È stata necessaria poi l’approvazione della proprietà, e l’esito è stato un bel no. Il prezzo è troppo alto. La ragione, verosimilmente, è il Fair Play Finanziario, e questo non si mette in dubbio. Gli interrogativi sono però tanti: come è possibile che non si sia previsto che per il prestito senza obbligo di riscatto sarebbe stato necessario pagare qualche milione di euro? Davvero ci si aspettava un prestito gratuito con diritto di riscatto? Già che ci siamo perché non pensare che magari in caso di prestazioni insoddisfacenti il PSG avrebbe pagato l’Inter per il disturbo, o che Pastore avrebbe rinunciato all’ingaggio se l’Inter non fosse arrivata in Champions League. E soprattutto, se la situazione è stata prevista, la domanda è perché sia andata avanti ugualmente.

Yoda detta legge. Fare o non fare, non c’è provare. Se non si possono spendere soldi non ha senso intavolare trattative con chi senza soldi non fa muovere foglia (giustamente). L’unica spiegazione possibile è quella che vede una società fortemente divisa, una società in cui non c’è comunicazione tra proprietà e dirigenza. Meglio immaginare che sia così, perché se comunicazione c’è, il problema è ancora più grave. L’unica spiegazione che trovo è che la proprietà sia stata vaga, lasciando libertà alla dirigenza rispettando alcuni paletti: niente obblighi di riscatto, niente acquisti a titolo definitivo, non si può fare. Il problema è che poi la dirigenza in questo modo si è mossa: eh no, ma il prestito è troppo costoso.

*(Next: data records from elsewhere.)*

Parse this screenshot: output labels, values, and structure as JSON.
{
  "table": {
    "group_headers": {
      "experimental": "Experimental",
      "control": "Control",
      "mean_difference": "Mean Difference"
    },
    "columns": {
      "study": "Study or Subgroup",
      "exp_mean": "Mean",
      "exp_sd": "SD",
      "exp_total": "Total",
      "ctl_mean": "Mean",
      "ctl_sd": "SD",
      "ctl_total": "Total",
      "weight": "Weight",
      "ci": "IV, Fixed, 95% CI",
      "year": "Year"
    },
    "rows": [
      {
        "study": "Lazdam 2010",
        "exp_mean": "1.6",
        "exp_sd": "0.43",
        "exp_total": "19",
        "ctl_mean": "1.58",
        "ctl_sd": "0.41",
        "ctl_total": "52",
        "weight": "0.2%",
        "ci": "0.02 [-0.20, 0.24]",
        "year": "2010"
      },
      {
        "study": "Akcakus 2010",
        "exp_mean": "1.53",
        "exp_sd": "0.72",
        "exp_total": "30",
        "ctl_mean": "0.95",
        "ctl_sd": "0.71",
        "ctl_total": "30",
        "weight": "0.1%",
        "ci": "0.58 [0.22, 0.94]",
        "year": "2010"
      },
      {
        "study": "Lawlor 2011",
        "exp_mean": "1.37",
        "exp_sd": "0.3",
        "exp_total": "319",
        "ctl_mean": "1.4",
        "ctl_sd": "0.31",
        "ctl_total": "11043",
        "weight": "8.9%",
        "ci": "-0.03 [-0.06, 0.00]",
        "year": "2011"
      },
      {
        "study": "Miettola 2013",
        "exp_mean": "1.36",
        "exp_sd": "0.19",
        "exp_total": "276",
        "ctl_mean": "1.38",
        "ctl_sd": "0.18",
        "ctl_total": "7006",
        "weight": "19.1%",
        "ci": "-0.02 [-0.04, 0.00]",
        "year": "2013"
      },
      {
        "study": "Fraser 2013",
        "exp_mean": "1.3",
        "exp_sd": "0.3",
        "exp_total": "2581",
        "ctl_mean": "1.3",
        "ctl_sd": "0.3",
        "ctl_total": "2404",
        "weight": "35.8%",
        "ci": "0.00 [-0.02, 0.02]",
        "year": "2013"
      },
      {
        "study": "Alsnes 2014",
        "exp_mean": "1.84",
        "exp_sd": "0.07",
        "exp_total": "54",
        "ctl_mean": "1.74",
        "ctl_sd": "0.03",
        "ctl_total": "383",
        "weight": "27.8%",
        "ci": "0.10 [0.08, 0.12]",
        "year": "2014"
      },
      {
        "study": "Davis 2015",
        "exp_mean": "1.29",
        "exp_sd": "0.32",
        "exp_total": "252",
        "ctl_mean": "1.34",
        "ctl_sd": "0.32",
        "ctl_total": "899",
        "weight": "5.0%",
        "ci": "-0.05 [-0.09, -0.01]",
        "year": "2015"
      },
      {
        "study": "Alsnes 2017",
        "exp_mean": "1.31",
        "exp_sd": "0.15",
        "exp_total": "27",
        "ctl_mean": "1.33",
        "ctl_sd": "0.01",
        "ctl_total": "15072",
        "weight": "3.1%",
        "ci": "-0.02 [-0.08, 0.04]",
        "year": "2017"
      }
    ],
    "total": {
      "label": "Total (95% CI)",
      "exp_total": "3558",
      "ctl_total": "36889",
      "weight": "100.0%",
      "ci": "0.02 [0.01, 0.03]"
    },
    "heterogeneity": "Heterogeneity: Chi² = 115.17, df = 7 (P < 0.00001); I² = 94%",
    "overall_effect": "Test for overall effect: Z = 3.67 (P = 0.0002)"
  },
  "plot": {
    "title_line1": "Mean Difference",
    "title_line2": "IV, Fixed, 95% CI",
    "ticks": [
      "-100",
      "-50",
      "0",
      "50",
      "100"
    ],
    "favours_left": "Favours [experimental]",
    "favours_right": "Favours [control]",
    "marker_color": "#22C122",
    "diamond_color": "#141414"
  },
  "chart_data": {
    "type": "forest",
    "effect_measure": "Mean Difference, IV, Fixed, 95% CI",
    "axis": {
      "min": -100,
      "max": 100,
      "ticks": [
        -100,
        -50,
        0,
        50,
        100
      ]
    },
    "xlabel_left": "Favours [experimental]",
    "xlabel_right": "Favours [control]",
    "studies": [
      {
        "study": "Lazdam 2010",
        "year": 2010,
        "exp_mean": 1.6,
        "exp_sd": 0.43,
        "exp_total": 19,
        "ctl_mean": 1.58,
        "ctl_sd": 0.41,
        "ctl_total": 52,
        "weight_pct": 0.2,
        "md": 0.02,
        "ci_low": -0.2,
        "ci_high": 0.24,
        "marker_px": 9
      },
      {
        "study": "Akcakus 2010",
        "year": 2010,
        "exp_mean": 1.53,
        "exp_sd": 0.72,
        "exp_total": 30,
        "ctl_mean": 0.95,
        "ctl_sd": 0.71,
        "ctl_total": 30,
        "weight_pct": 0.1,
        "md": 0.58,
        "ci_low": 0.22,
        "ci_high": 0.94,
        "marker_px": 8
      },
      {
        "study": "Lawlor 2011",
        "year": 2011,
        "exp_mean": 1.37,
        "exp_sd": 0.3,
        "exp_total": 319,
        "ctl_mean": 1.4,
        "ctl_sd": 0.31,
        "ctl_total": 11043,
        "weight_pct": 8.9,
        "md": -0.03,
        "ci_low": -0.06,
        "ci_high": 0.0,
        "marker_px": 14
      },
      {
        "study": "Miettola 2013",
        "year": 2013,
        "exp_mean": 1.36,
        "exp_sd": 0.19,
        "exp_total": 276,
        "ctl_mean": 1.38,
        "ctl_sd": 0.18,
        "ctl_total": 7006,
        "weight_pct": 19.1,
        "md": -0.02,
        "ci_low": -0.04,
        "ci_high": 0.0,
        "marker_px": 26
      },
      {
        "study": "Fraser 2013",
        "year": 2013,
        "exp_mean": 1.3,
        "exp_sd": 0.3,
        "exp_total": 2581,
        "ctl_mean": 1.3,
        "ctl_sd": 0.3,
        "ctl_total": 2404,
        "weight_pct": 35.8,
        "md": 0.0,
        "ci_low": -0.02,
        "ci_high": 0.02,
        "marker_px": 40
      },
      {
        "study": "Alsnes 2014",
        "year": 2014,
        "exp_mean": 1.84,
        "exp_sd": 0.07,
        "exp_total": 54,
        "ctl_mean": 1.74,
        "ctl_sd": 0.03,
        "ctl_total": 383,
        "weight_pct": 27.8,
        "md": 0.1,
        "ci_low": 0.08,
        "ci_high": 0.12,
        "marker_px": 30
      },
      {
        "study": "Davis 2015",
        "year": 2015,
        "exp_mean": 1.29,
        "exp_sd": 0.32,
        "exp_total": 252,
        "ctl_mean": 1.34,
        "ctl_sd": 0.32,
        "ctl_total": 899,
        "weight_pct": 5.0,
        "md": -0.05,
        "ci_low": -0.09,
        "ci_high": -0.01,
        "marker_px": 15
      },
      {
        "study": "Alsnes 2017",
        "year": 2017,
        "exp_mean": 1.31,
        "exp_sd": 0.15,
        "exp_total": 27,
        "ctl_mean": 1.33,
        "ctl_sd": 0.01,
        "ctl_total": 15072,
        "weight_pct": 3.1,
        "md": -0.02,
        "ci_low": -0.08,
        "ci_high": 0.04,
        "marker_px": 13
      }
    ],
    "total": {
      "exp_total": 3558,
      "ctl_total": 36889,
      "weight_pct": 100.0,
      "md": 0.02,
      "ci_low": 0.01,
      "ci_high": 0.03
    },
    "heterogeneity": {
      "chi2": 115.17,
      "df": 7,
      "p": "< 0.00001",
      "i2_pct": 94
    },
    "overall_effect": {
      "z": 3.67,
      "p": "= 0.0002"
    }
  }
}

Manca una chiara idea della situazione: la squadra arranca, ha bisogno di personalità e giocatori di spessore ed esperienza, non di scommesse e prospettive, non un altro Karamoh o Gabigol. Un giocatore come Pastore non si prende in prestito gratuito con diritto di riscatto. Fare o non fare, non c’è provare. Non c’è provare a prendere un giocatore di alto livello e non essere disposti a sfondare di qualche milione il budget previsto. Il problema è se mai sia stato previsto questo budget, visto che le cessioni di Nagatomo e Joao Mario sono stati sacrifici abbastanza inutili. Una rosa già corta è ancora più corta. Un centrocampo già smarrito ora ha anche perso quei pochi pezzi: vogliamo parlare dello spirito che avrà d’ora in avanti Brozovic, già seduto sul volo privato verso Siviglia e fatto scendere al momento del decollo?

Fare. O non fare. Non c’è provare. Serve un centrocampista, si compri un centrocampista. Servono due centrocampisti, se ne comprino subito. Budget per il prestito = X. Questo non si può superare. Eppure questa semplice chiarezza non deve esserci stata, a giudicare dai fatti. Per non parlare dei danni d’immagine alla società, per cui basta visitare il profilo Instagram di Zhang Jr e leggere i commenti. I tifosi non sono molto contenti della vicenda. Per i tifosi 7 milioni di euro sono spicci, che una società, per un giocatore come Pastore e dopo giorni di cantilena, deve pagare. La figura di merda fatta con il giocatore, che si è esposto pubblicamente. La figura di merda fatta con l’agente. La figura di merda fatta con il club. Tutti ad aspettare una decisione. Due giorni di trattativa in standby in attesa della risposta della proprietà. Ma ci vorrà così tanto per dire si o no? Meno rumore, meno chiacchiere, meno volontà di portare l’Inter in cima al mondo, più volontà di fare qualcosa di concreto. Un po’ di rispetto per le migliaia di persone che ogni domenica vanno allo stadio e gioiscono e soffrono, ma non pagano certamente per essere illuse dalle persone a cui danno i loro soldi.